『万葉集』巻第15-3578・3579 ~ 遣新羅使人の歌
訓読
3578
武庫(むこ)の浦の入江(いりえ)の渚鳥(すどり)羽(は)ぐくもる君を離れて恋に死ぬべし
3579
大船に妹(いも)乗るものにあらませば羽(は)ぐくみ持ちて行かましものを
意味
〈3578〉武庫川の河口付近の入江に巣くう水鳥が羽で包むように私を愛してくれたあなた、そのあなたと離れては、私は恋い焦がれて死んでしまいそうです。
〈3579〉大きな船にお前を乗せて行けるものであったなら、羽で包んでそっと抱えて行きたいものを。
鑑賞
巻第15の前半は、天平8年(736年)に新羅国(朝鮮半島南部にあった国)に外交使節として派遣された使人たちの歌が145首収められており、その総題として「遣新羅使人ら、別れを悲しびて贈答し、また海路にして情をいたみ思を陳べ、併せて所に当りて誦ふ古歌」とあります。一行が難波を出航したのは6月だったとされます。なお、遣新羅使は、571年から882年まで約3世紀にわたって派遣されましたが、『万葉集』に出てくるのは天平8年に派遣された遣新羅使たちの歌のみです。
この時の遣新羅大使に任命されたのは阿倍継麻呂(あべのつぎまろ)、副使は大伴御中(おおとものみなか:三中とも)、使節団の人数は総勢200人前後だったとみられ、遣唐使は4隻で船団を組みましたが、遣新羅使は何隻だったかは分かりません。歌が詠まれた場所をたどっていくと、難波を出航後、瀬戸内の岸辺伝いに各港や九州の能古島、対馬などを経て新羅に向かったことが窺えます。しかしながら、これらの歌が詠まれた時の新羅国と日本の関係は必ずしも良好ではなかったため、使節の目的は果たせなかったばかりか、往路ですでに死者を出し、帰途には大使が病死するなど、払った犠牲に対し成果が全く得られなかった悲劇的な使節でした。
副使の大伴御中は大伴家持の同族であり、同人が作った歌も2首含まれています。遣新羅使人らの歌は、往路で詠まれた140首、帰路で詠まれた5首からなり、御中がそれらを記録して、後に家持らに伝わったものとみられています。

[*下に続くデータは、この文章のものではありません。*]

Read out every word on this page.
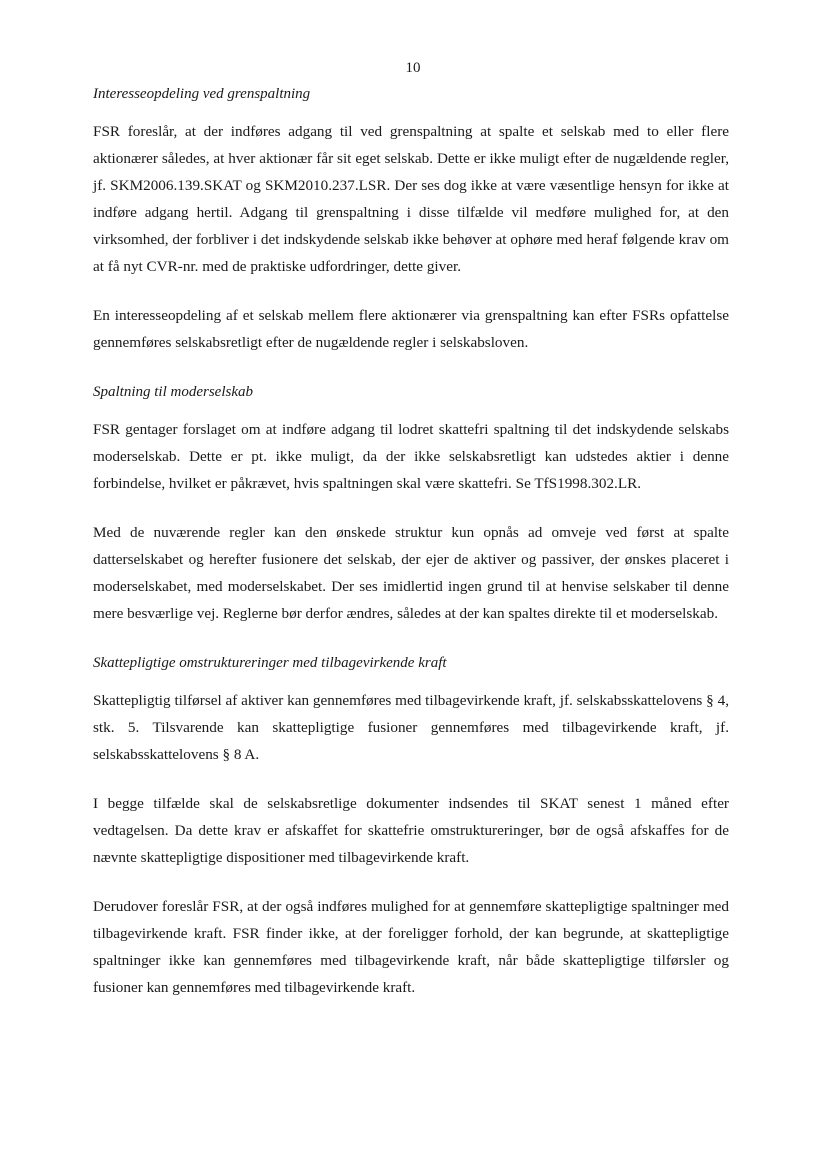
10
Interesseopdeling ved grenspaltning

FSR foreslår, at der indføres adgang til ved grenspaltning at spalte et selskab med to eller flere aktionærer således, at hver aktionær får sit eget selskab. Dette er ikke muligt efter de nugældende regler, jf. SKM2006.139.SKAT og SKM2010.237.LSR. Der ses dog ikke at være væsentlige hensyn for ikke at indføre adgang hertil. Adgang til grenspaltning i disse tilfælde vil medføre mulighed for, at den virksomhed, der forbliver i det indskydende selskab ikke behøver at ophøre med heraf følgende krav om at få nyt CVR-nr. med de praktiske udfordringer, dette giver.

En interesseopdeling af et selskab mellem flere aktionærer via grenspaltning kan efter FSRs opfattelse gennemføres selskabsretligt efter de nugældende regler i selskabsloven.

Spaltning til moderselskab

FSR gentager forslaget om at indføre adgang til lodret skattefri spaltning til det indskydende selskabs moderselskab. Dette er pt. ikke muligt, da der ikke selskabsretligt kan udstedes aktier i denne forbindelse, hvilket er påkrævet, hvis spaltningen skal være skattefri. Se TfS1998.302.LR.

Med de nuværende regler kan den ønskede struktur kun opnås ad omveje ved først at spalte datterselskabet og herefter fusionere det selskab, der ejer de aktiver og passiver, der ønskes placeret i moderselskabet, med moderselskabet. Der ses imidlertid ingen grund til at henvise selskaber til denne mere besværlige vej. Reglerne bør derfor ændres, således at der kan spaltes direkte til et moderselskab.

Skattepligtige omstruktureringer med tilbagevirkende kraft

Skattepligtig tilførsel af aktiver kan gennemføres med tilbagevirkende kraft, jf. selskabsskattelovens § 4, stk. 5. Tilsvarende kan skattepligtige fusioner gennemføres med tilbagevirkende kraft, jf. selskabsskattelovens § 8 A.

I begge tilfælde skal de selskabsretlige dokumenter indsendes til SKAT senest 1 måned efter vedtagelsen. Da dette krav er afskaffet for skattefrie omstruktureringer, bør de også afskaffes for de nævnte skattepligtige dispositioner med tilbagevirkende kraft.

Derudover foreslår FSR, at der også indføres mulighed for at gennemføre skattepligtige spaltninger med tilbagevirkende kraft. FSR finder ikke, at der foreligger forhold, der kan begrunde, at skattepligtige spaltninger ikke kan gennemføres med tilbagevirkende kraft, når både skattepligtige tilførsler og fusioner kan gennemføres med tilbagevirkende kraft.
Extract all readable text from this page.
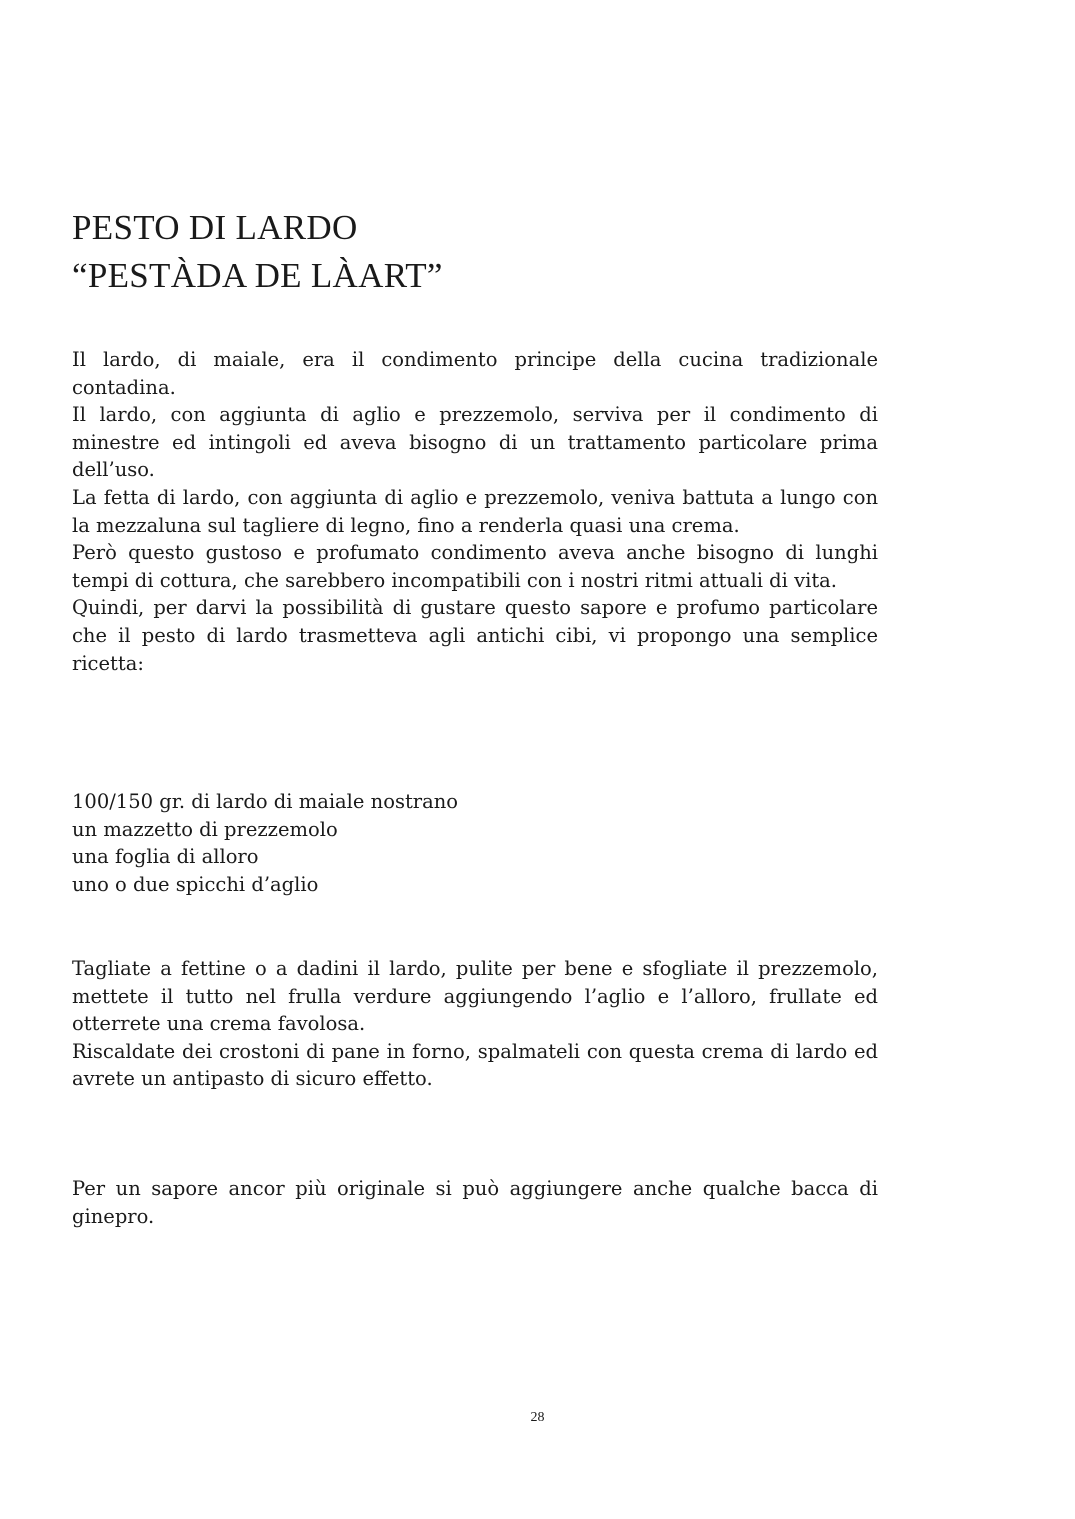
PESTO DI LARDO
“PESTÀDA DE LÀART”
Il lardo, di maiale, era il condimento principe della cucina tradizionale contadina.
Il lardo, con aggiunta di aglio e prezzemolo, serviva per il condimento di minestre ed intingoli ed aveva bisogno di un trattamento particolare prima dell’uso.
La fetta di lardo, con aggiunta di aglio e prezzemolo, veniva battuta a lungo con la mezzaluna sul tagliere di legno, fino a renderla quasi una crema.
Però questo gustoso e profumato condimento aveva anche bisogno di lunghi tempi di cottura, che sarebbero incompatibili con i nostri ritmi attuali di vita.
Quindi, per darvi la possibilità di gustare questo sapore e profumo particolare che il pesto di lardo trasmetteva agli antichi cibi, vi propongo una semplice ricetta:
100/150 gr. di lardo di maiale nostrano
un mazzetto di prezzemolo
una foglia di alloro
uno o due spicchi d’aglio
Tagliate a fettine o a dadini il lardo, pulite per bene e sfogliate il prezzemolo, mettete il tutto nel frulla verdure aggiungendo l’aglio e l’alloro, frullate ed otterrete una crema favolosa.
Riscaldate dei crostoni di pane in forno, spalmateli con questa crema di lardo ed avrete un antipasto di sicuro effetto.
Per un sapore ancor più originale si può aggiungere anche qualche bacca di ginepro.
28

3578は遣新羅使として旅立つ夫を送る妻の歌。「武庫の浦」は、兵庫県の武庫川の河口付近の海。 難波を出た使人たちの最初の宿泊地だったとされます。当時の船旅は、夜になると陸に上がって宿泊するのが普通でした。「渚鳥」は、洲にいる水鳥。「羽ぐくむ」は「育む」の語源となった言葉で、親鳥が羽で包んでひなを育てる意。「恋に死ぬべし」の「べし」は、推量。3579は、夫が答えた歌。「・・・せば・・・まし(もの)を」の表現は『万葉集』にしばしば見られ、ありえないことを空想し、それを願望する心を表しています。